Lung Research Poster Session

Wonji Kim

Postdoctoral Research Fellow
Channing Division of Network Medicine
Wonji Kim*, Xiaowei Hu, Bing Yu, Laura J. Rasmussen-Torvik, Sina A. Gharib, Brian Cade, Josée Dupuis, Robert Kaplan, Solomon Musani, Jennifer Brody, Stephanie J. London, Ravi Kalhan, Susan Redline, Bruce M. Psaty, George T. O’Connor, Adolfo Correa, Edwin K. Silverman, Dandi Qiao, Ani Manichaikul, Michael H. Cho and the TOPMed Investigators
Whole Genome Sequence Analysis of Pulmonary Function and COPD for 44,403 Multi-ethnic participants from the NHLBI Trans-Omics for Precision Medicine (TOPMed) Program

Background: Large scale whole genome sequence (WGS) data in multi-ethnic samples provide the opportunity to identify novel associated variants and regions for Chronic obstructive pulmonary disease (COPD) and lung function, reflecting lower frequencies or population-specific signals.

Methods: We performed WGS analysis of pulmonary function (FEV1, FVC and FEV1/FVC) and COPD case-control status in 44,403 multi-ethnic participants from the NHLBI Trans-Omics for Precision Medicine Program. We performed single variant analysis and gene-based analysis using GENESIS implemented on the DNANexus platform. To identify which variants/genes were novel, we tested each significant variant/gene adding known variants within 2Mb as covariates. We also validated a subset of findings using exome sequence data from the UK Biobank.

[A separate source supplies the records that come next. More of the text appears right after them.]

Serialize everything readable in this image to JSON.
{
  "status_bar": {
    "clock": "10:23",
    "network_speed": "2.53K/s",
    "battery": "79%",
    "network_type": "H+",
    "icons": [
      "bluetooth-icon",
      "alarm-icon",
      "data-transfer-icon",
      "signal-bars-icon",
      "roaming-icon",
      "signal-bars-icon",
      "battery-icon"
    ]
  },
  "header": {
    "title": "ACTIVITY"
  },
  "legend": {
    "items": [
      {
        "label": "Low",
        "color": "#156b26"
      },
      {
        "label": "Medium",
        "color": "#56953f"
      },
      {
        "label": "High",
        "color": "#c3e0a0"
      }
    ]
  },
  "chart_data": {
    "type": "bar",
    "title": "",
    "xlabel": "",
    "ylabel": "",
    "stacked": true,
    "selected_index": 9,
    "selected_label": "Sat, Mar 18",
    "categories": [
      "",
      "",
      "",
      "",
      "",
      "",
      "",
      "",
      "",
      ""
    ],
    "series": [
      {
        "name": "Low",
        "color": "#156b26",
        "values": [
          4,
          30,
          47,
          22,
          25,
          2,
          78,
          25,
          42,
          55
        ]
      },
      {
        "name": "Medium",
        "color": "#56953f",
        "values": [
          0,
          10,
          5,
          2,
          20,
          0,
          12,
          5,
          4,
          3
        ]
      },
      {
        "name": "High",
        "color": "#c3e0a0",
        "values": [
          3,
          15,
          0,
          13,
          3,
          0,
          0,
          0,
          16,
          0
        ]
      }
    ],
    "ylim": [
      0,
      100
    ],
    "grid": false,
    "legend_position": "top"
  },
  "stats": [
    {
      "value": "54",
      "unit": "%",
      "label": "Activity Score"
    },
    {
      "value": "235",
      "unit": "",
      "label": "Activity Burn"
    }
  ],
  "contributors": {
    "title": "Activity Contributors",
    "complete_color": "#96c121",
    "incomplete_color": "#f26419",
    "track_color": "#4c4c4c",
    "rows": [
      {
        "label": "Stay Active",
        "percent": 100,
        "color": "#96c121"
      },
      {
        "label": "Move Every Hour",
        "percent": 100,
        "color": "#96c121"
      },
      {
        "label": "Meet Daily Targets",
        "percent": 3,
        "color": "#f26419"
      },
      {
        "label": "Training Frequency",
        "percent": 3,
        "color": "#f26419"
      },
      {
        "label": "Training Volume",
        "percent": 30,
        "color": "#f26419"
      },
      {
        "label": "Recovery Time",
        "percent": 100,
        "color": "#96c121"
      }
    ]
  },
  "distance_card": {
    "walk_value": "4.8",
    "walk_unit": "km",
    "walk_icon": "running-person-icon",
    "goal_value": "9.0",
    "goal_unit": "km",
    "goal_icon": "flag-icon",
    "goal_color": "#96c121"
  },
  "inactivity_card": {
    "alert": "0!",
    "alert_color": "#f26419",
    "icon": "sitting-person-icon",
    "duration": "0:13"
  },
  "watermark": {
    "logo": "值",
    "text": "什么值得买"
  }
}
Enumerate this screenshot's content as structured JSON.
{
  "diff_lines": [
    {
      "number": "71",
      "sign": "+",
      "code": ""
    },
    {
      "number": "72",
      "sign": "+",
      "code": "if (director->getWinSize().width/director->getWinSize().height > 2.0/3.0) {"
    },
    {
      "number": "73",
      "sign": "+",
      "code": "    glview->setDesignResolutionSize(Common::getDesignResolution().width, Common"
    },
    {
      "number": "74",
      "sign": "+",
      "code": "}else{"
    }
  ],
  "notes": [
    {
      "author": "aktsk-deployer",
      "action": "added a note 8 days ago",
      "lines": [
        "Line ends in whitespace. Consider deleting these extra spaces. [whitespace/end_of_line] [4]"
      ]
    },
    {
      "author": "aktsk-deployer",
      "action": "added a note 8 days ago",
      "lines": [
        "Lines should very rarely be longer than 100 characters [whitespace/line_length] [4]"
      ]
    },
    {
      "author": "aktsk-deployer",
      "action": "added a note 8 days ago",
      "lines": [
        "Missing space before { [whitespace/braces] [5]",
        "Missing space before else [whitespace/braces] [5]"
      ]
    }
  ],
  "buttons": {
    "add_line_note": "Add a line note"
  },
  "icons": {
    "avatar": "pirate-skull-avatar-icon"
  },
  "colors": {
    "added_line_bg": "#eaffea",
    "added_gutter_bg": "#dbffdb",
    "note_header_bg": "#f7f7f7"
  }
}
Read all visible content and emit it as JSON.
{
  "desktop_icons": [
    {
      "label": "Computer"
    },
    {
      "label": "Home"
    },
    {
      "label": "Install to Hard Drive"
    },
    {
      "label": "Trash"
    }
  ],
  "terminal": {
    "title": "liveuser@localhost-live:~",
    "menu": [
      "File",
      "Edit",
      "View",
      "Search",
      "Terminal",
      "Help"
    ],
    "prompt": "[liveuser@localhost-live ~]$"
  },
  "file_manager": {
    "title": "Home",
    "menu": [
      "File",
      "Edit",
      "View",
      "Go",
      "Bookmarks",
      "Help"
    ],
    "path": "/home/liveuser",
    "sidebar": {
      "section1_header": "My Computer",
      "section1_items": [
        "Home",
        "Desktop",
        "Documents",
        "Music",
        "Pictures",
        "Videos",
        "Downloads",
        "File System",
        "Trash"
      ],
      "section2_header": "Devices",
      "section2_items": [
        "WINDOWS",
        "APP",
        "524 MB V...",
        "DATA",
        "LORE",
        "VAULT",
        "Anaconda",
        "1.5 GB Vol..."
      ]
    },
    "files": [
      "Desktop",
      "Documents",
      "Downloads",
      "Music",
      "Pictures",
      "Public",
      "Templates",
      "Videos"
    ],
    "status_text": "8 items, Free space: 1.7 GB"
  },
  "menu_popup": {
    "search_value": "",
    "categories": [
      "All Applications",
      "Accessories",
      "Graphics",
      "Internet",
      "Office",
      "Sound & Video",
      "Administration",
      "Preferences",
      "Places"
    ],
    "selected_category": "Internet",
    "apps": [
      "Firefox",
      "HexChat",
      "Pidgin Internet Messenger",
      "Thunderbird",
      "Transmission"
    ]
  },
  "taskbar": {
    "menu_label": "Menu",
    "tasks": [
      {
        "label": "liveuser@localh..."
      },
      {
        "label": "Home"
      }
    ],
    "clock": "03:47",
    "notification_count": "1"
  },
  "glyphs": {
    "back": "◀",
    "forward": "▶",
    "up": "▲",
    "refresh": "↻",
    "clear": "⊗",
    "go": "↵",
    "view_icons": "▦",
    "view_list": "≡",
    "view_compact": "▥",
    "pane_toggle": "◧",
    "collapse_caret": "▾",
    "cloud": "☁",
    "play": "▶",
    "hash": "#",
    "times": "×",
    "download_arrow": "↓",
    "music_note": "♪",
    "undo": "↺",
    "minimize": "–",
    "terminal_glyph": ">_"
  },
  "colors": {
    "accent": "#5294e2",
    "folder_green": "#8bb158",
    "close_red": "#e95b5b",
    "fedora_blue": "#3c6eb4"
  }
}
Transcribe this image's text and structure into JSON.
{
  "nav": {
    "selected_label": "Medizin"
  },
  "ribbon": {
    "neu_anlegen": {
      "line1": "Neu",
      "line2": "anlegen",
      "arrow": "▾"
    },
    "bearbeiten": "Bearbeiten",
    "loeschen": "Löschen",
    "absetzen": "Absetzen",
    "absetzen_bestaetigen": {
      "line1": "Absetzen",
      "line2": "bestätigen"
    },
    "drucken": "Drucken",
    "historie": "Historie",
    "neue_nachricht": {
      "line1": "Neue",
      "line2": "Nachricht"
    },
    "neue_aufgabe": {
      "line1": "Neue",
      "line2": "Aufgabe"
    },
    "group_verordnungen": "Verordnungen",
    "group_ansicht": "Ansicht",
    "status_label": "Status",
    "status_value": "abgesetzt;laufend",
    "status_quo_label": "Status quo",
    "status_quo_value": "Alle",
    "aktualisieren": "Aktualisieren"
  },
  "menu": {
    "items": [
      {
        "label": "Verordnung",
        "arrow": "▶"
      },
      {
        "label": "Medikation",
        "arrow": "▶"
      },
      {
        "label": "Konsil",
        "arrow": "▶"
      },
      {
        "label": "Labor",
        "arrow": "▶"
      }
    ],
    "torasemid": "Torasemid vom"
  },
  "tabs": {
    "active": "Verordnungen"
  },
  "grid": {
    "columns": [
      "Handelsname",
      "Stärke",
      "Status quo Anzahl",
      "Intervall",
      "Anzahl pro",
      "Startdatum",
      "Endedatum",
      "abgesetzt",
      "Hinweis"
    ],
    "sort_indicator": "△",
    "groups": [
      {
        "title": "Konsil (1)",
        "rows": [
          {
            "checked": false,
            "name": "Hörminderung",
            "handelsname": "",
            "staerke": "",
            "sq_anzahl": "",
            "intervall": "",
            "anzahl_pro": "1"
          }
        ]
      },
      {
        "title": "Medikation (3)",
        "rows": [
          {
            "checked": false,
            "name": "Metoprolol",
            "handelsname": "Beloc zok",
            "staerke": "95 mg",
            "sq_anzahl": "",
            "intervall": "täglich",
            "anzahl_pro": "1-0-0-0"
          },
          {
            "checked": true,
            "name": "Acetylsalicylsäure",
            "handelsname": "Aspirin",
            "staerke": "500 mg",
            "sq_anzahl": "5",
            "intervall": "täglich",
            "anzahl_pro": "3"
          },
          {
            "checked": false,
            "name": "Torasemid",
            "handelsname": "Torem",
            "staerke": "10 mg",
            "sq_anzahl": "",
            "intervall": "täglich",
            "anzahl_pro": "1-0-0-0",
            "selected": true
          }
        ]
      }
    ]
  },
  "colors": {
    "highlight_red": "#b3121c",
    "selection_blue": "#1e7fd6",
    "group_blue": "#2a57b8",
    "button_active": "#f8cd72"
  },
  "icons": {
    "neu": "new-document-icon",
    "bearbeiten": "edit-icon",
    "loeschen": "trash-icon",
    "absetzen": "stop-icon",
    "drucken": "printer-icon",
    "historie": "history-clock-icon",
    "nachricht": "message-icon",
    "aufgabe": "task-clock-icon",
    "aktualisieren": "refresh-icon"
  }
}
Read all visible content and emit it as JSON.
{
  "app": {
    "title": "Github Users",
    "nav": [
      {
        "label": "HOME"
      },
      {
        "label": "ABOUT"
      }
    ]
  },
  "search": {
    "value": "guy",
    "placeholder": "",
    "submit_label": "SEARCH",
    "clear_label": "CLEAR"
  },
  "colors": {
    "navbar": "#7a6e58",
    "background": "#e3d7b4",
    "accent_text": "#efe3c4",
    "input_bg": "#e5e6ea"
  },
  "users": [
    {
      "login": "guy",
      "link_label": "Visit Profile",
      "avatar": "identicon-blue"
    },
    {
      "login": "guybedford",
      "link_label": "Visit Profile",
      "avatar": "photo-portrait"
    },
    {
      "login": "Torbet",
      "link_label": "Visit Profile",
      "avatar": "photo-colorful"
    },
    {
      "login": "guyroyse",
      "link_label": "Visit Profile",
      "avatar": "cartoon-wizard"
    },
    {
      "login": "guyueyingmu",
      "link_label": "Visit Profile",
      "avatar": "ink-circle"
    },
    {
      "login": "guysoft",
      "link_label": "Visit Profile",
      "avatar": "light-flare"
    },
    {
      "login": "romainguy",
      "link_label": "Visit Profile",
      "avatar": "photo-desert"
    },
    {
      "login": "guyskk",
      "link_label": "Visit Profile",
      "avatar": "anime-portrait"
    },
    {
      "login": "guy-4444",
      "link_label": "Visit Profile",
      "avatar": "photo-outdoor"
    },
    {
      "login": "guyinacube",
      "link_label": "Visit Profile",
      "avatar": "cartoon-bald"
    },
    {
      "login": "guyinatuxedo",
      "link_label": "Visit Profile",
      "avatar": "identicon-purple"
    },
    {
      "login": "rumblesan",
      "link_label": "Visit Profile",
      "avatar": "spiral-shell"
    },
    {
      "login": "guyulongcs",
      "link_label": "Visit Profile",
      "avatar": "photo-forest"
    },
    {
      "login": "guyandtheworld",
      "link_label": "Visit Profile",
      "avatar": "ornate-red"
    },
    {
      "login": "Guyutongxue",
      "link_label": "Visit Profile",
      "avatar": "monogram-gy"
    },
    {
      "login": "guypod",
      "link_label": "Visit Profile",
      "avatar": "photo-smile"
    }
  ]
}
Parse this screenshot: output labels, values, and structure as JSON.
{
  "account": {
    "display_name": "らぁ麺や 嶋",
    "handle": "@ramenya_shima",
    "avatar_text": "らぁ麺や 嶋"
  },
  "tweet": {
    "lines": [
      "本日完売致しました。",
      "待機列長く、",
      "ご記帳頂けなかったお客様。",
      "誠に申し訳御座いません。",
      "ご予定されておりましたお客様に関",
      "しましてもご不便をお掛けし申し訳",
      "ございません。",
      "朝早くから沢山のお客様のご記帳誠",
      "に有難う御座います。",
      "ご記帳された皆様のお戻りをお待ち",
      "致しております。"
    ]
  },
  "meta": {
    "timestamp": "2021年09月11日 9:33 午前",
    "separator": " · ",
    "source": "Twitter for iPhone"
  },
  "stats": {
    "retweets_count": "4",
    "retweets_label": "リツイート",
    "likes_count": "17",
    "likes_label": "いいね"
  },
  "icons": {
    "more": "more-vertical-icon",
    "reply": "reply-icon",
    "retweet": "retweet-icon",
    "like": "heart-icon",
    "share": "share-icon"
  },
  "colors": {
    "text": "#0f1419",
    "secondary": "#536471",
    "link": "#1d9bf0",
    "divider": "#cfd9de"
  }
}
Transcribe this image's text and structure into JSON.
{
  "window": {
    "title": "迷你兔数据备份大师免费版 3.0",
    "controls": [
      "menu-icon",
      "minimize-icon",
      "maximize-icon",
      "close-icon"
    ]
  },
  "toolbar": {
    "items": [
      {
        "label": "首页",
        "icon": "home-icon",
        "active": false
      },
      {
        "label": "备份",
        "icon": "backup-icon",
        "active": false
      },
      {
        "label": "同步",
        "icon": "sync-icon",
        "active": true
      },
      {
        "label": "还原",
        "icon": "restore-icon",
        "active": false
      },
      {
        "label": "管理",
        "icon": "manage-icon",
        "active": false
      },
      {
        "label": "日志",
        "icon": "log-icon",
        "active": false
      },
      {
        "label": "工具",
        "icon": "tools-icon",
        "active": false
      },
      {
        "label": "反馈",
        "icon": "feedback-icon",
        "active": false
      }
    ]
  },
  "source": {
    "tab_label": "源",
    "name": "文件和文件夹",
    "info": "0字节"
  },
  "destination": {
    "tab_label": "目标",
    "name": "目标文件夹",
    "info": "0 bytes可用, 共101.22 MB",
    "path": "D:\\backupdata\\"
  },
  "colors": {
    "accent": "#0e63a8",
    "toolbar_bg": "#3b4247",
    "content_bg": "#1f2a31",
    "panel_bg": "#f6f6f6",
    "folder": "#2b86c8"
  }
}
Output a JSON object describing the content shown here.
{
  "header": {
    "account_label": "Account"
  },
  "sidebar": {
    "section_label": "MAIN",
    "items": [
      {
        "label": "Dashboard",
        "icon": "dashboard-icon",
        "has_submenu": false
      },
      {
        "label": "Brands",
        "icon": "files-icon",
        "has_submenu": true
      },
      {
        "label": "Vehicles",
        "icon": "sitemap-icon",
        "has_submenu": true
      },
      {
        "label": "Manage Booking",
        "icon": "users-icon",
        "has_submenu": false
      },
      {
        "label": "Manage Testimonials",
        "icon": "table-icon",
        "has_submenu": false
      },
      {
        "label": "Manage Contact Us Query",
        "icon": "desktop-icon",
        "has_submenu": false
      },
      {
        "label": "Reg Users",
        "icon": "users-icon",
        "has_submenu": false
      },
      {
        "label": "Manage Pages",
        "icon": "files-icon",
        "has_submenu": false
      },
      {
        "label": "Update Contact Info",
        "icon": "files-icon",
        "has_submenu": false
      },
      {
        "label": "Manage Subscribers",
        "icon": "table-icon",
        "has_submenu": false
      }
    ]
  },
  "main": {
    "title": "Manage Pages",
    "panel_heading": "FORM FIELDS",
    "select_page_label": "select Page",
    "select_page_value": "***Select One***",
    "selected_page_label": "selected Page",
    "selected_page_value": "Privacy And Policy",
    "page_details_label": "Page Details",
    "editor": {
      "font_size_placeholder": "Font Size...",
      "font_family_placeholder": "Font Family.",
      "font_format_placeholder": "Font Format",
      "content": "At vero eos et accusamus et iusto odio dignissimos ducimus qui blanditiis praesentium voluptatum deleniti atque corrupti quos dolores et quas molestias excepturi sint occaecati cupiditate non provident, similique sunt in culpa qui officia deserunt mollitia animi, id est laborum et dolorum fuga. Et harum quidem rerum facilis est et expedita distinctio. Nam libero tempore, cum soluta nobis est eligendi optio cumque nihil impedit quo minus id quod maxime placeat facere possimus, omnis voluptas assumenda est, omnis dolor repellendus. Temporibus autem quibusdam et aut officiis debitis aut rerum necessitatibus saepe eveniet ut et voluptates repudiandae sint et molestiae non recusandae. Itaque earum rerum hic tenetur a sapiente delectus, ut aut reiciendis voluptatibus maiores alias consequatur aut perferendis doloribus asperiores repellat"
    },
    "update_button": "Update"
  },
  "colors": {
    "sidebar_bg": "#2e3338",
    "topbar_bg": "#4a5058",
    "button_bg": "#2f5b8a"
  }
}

Results: In the single variant analysis, we identified 21 significant regions including 1,045 variants in the multi-ethnic analysis at a genome-wide significance level of 5×10-9. Among these, 28 variants in 5 regions were significant after conditioning on known GWAS variants, identifying novel signals within/near MAGI1, RNF7, GRK7 and ADAMTSL3. In the gene-based analysis, we identified 5 significantly associated protein-coding genes; TTC22, HMCN1, GZMM, DMAP1 and ENSG00000285868 for the variants annotated as loss-of-function with high-confidence. Of these genes, HMCN1 and DMAP1 were significantly associated with FEV1/FVC in the conditional analysis, and the association with HMCN1 was replicated in the UK Biobank with p-values of 9.62×10-30 in European ancestry.

Conclusions: Our findings complement large-scale GWAS studies with a focus on low frequency variants, and indicate that novel genetic regions can be discovered with larger multi-ethnic sample sizes with WGS data.